It is recommended that this page be read in conjunction with Women and Family, since this enables the reader to see the 'big picture' and gain an appreciation for how individuals' different roles in Muslim society work together in harmony. As such, each person has been given different roles, responsibilities and privileges by Allah in His ultimate wisdom, in accordance with how He has created humans.
In a school system such as New Zealand's, there will usually be one leader (the principal) who makes the major decisions for that school. If this wasn't the case, it would be chaos because "too many cooks spoil the brew" and it is impossible to please everyone, so someone has to have the final say. Ideally the leader will take into consideration the opinions of all those below him/her as well as his/her own opinion to make a ruling as to the best course of action for the people that s/he is responsible for. The leader also realises that they cannot single handedly manage all the different affairs under his/her responsibility, so they delegate different areas such as Maths, English, Counselling and Adminstration to different people under them. The leader will only be consulted when it is something very important that has a great affect on the people, which they must make a ruling on. Those under the leader's authority accept the leader's decision in respect of the fact that they are in charge.

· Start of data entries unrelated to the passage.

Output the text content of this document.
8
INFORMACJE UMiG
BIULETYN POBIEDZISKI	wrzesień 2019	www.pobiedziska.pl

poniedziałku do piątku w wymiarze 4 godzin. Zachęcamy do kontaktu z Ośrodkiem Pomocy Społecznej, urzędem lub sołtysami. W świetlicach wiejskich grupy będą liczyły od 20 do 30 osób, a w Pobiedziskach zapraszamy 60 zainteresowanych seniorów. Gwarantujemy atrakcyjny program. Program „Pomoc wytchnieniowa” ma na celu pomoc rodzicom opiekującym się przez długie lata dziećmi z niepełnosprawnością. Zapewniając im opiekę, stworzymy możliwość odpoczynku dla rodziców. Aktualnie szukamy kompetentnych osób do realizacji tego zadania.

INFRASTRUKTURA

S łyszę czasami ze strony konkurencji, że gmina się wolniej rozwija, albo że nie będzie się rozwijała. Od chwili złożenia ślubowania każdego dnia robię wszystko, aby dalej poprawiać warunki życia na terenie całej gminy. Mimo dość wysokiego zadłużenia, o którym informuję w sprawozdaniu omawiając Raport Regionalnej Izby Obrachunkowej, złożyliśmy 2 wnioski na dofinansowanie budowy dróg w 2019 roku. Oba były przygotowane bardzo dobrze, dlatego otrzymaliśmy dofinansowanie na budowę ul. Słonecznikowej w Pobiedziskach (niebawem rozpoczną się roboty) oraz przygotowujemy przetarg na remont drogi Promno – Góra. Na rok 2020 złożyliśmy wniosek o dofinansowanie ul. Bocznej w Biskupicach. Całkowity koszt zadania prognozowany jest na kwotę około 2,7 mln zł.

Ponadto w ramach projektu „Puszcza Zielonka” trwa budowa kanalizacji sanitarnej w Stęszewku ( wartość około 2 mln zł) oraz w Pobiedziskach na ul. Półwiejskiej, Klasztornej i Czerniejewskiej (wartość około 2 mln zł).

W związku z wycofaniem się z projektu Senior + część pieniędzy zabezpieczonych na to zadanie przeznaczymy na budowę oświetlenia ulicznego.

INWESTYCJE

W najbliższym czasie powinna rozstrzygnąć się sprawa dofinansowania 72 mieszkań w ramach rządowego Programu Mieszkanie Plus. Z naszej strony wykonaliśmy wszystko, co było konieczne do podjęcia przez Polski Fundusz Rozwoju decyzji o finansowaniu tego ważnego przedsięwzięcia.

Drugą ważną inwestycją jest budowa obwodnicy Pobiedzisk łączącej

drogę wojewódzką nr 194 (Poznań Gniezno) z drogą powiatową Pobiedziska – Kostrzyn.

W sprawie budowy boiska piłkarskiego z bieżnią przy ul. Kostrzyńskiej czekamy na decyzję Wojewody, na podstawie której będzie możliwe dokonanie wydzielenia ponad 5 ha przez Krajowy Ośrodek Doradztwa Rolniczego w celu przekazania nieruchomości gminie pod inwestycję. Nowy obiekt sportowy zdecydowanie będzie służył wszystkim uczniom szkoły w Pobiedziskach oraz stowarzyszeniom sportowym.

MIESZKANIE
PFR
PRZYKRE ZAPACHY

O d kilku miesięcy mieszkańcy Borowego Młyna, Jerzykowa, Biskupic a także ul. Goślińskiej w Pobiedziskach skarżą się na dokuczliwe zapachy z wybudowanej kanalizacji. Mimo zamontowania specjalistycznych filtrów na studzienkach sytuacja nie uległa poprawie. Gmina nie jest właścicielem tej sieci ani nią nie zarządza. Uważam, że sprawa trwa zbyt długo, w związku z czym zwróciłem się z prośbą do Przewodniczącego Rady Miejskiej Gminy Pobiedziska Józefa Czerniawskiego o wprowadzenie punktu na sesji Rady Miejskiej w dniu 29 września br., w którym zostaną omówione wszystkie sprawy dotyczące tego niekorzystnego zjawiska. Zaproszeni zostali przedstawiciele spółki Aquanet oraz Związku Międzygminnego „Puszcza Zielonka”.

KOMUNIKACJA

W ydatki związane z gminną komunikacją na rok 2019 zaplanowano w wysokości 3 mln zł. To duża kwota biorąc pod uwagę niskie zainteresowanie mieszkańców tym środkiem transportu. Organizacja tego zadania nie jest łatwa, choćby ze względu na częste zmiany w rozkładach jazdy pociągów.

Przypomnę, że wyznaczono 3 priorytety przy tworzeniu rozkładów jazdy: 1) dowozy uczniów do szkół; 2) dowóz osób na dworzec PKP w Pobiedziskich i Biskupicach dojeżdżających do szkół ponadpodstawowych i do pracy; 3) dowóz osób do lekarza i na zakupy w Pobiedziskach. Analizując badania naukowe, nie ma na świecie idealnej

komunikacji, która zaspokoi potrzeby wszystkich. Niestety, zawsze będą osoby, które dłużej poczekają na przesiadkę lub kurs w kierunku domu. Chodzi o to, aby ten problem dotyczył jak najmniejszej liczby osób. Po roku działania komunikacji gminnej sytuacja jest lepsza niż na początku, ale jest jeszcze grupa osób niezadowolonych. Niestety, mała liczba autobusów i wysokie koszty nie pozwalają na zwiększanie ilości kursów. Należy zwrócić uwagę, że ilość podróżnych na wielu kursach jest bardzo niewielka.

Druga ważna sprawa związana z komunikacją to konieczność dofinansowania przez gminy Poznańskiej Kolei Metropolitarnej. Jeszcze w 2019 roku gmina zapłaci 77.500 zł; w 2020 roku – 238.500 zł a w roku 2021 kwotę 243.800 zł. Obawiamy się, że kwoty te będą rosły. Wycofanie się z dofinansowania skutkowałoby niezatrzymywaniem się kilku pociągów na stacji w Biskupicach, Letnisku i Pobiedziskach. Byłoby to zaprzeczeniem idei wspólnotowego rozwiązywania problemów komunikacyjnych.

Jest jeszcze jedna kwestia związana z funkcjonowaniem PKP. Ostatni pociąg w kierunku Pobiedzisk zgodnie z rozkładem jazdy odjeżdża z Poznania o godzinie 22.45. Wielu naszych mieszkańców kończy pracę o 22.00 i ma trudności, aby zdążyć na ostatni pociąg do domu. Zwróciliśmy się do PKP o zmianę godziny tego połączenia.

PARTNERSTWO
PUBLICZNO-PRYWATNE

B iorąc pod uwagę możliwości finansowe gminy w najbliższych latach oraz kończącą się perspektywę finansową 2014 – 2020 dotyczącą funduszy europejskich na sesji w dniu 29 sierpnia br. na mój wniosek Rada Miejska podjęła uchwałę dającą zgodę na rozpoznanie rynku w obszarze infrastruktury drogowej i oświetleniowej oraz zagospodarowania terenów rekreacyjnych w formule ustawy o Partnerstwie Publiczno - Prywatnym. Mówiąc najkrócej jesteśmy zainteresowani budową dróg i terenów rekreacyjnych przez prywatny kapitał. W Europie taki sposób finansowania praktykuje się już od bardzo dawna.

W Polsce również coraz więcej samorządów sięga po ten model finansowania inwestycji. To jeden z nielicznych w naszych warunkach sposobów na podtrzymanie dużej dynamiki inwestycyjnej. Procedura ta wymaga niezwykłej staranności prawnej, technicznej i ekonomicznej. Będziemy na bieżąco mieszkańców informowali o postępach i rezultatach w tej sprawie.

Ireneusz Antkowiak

In many ways a similar system operates in the Muslim family where the man is the leader of his household. He is ultimately responsible for important decisions that may need to be made in the family, such as where the family will live, where the children will attend school and so on. This does not of course mean that he cannot consult with and seek the advice of his wife and children, but that if there is any disagreement as to the best course of action, he will have the final say. It is normal that the man will delegate some of the decision making that involves the day-to-day running of the household to other members of his family. Therefore, the husband will often leave much of the decision making with regard to choosing the food, household items and clothing, up to the wife. The man's family accepts the decision because according to Islamic Law he has that authority over his household.
Having this responsibility also means that the man should not abuse his position and realise that he will be answerable to Allah on the Day of Judgement as to the decisions he has made.
In addition to the man's role as leader of the household, Allah has decreed that he is to protect and provide for the women. Thus, men are responsible for the household income and for ensuring that no harm comes to his family.
The man is also expected to go the mosque for five times daily prayer, as well as congregational prayer on Friday. He should involve himself in spreading the message of Islam and provide his wife and children with opportunities to educate themselves about their religion and worldly matters. If his family goes against what Allah has prescribed it is his duty to rebuke them and kindly advise them.
In the same way that Muslim women have been granted certain privileges, so too has the Muslim man. Specifically, a man has the privilege to:
Be respected and obeyed as the leader of his household and have the final say on matters such as choosing his children's names, spending of income etc.
Have his property taken care of by the women of his household in his absence
Not have any person he does not like enter his house in his absence
Modesty in dress is enjoined not just upon women, but also men for similar reasons. Men must cover themselves from their navel to their knees. It is preferable for them to also wear clothing that will cover their shoulders. Shorts that fall above the knee are not permitted. It is also desirable that they should cover their head (with a small cap or turban).
Among one of the most important aspects of a man's appearance is his beard. The the beard is one of the most outward expressions of a Muslim male and to not have one goes against the practices and advice of Prophet Muhammad (PBUH). The beard should be kept tidy and clean and the moustache should be trimmed so that it doesn't go over the lips.
A Muslim man is not permitted to wear silk or gold or clothing that is saffron in colour (since such clothing is customarily worn by certain groups of men who worship other gods and the Muslim should not imitate such people). A man's clothing should also not fall below the ankles and drag on the ground out of too much pride.